Search code examples
javasax

How do I get the correct starting/ending locations of a xml tag with SAX?


There is a Locator in SAX, and it keep track of the current location. However, when I call it in my startElement(), it always returns me the ending location of the xml tag.

How can I get the starting location of the tag? Is there any way to gracefully solve this problem?


Solution

  • Unfortunately, the Locator interface provided by the Java system library in the org.xml.sax package does not allow for more detailed information about the documentation location by definition. To quote from the documentation of the getColumnNumber method (highlights added by me):

    The return value from the method is intended only as an approximation for the sake of diagnostics; it is not intended to provide sufficient information to edit the character content of the original XML document. For example, when lines contain combining character sequences, wide characters, surrogate pairs, or bi-directional text, the value may not correspond to the column in a text editor's display.

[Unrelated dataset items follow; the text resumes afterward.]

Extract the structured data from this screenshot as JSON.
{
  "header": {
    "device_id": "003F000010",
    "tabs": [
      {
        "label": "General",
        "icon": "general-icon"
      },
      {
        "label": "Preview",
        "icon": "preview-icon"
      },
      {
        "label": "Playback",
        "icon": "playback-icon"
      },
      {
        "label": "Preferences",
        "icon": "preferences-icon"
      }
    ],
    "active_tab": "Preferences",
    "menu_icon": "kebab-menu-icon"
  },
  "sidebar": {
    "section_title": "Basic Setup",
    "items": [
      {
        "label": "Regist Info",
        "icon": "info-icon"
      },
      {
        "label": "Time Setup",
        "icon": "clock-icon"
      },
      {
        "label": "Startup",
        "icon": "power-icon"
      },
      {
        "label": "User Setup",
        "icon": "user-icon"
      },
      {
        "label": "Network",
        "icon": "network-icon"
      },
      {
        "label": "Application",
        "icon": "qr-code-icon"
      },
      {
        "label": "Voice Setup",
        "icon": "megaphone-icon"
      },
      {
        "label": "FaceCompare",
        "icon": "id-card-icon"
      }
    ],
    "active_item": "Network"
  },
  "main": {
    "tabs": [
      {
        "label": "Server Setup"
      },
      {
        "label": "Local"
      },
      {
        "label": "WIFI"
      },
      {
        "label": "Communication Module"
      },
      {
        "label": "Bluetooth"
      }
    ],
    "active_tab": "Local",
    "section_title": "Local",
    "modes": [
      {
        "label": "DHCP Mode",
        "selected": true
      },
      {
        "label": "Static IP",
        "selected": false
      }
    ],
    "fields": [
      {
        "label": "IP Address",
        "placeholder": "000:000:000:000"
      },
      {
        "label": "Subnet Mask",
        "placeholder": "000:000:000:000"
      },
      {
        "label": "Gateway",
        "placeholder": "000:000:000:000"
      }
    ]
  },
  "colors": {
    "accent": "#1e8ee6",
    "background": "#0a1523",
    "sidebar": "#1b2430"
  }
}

    According to that specification, you will always get the position "of the first character after the text associated with the document event" based on best effort by the SAX driver. So the short answer to the first part of your question is: No, the Locator does not provide information about the start location of a tag. Also, if you are dealing with multi-byte characters in your documents, e.g., Chinese or Japanese text, the position you get from the SAX driver is probably not what you want.

    If you are after exact positions for tags, or want even more fine grained information about attributes, attribute content etc., you'd have to implement your own location provider.

    With all the potential encoding issues, Unicode characters etc. involved, I guess this is too big of a project to post here, the implementation will also depend on your specific requirements.

    Just a quick warning from personal experience: Writing a wrapper around the InputStream you pass into the SAX parser is dangerous as you don't know when the SAX parser will report it's events based on what it has already read from the stream.

    You could start by doing some counting of your own in the characters(char[], int, int) method of your ContentHandler by checking for line breaks, tabs etc. in addition to using the Locator information, which should give you a better picture of where in the document you actually are. By remembering the positions of the last event you could calculate the start position of the current one. Take into account though, that you might not see all line breaks, as those could appear inside tags which you would not see in characters, but you could deduce those from the Locator information.